Hi everyone,
I am having some trouble running inference on a Mask2Former model which I successfully trained before.
I followed this tutorial here: https://pyimagesearch.com/2023/03/13/train-a-maskformer-segmentation-model-with-hugging-face-transformers/ , replaced the MaskFormer model by the Mask2Former model and trained it on my custom dataset. Unfortunately, when trying to run inference on the trained model, an error message shows up:
RuntimeError: Input type (torch.cuda.ByteTensor) and weight type (torch.cuda.FloatTensor) should be the same
This is my code:
# Load model
# Use GPU if available
device = torch.device("cuda" if torch.cuda.is_available() else "cpu")
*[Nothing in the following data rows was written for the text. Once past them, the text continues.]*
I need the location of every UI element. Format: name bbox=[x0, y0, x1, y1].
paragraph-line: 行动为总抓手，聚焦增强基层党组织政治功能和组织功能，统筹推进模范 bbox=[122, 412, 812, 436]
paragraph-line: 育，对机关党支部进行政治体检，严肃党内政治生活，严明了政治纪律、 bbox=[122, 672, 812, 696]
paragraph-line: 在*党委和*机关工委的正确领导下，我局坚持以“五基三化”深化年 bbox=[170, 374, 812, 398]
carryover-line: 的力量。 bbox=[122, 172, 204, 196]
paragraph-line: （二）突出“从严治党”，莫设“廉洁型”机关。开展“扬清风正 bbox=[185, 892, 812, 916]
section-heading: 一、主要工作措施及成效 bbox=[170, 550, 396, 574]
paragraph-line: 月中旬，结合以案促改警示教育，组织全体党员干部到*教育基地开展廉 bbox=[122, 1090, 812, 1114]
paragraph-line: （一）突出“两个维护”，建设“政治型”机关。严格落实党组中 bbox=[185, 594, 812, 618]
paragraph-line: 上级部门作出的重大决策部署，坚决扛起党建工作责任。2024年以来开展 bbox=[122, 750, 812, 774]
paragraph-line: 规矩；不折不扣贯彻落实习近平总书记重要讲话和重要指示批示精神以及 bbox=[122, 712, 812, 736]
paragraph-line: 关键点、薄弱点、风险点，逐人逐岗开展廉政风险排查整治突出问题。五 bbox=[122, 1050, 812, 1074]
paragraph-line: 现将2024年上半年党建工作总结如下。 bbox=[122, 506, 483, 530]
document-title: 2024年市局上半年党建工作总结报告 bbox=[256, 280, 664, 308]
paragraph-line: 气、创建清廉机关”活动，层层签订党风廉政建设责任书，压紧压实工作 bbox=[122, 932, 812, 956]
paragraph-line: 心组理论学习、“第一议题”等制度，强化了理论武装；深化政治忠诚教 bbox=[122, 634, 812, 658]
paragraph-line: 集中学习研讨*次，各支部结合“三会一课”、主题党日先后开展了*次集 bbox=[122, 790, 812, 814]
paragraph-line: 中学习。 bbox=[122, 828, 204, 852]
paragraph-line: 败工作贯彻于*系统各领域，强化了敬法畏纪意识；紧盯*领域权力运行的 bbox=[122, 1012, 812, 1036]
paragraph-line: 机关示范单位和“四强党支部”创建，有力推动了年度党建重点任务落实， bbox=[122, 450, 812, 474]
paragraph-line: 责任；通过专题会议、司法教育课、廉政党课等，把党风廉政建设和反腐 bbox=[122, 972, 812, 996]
# Grab the trained model and processor
model = Mask2FormerForUniversalSegmentation.from_pretrained("model.torch").to(device)
processor = Mask2FormerImageProcessor.from_pretrained("pretrained/preprocessor_config.json")
# Use random test image
index = random.randint(0, len(test))
image = test[index]["image"].convert("RGB")
target_size = image.size[::-1]
# Preprocess image
inputs = processor(images=image, return_tensors="pt").to(device)
# Inference
model.eval()
with torch.no_grad():
outputs = model(**inputs)
Any help would be appreciated. Thanks a lot.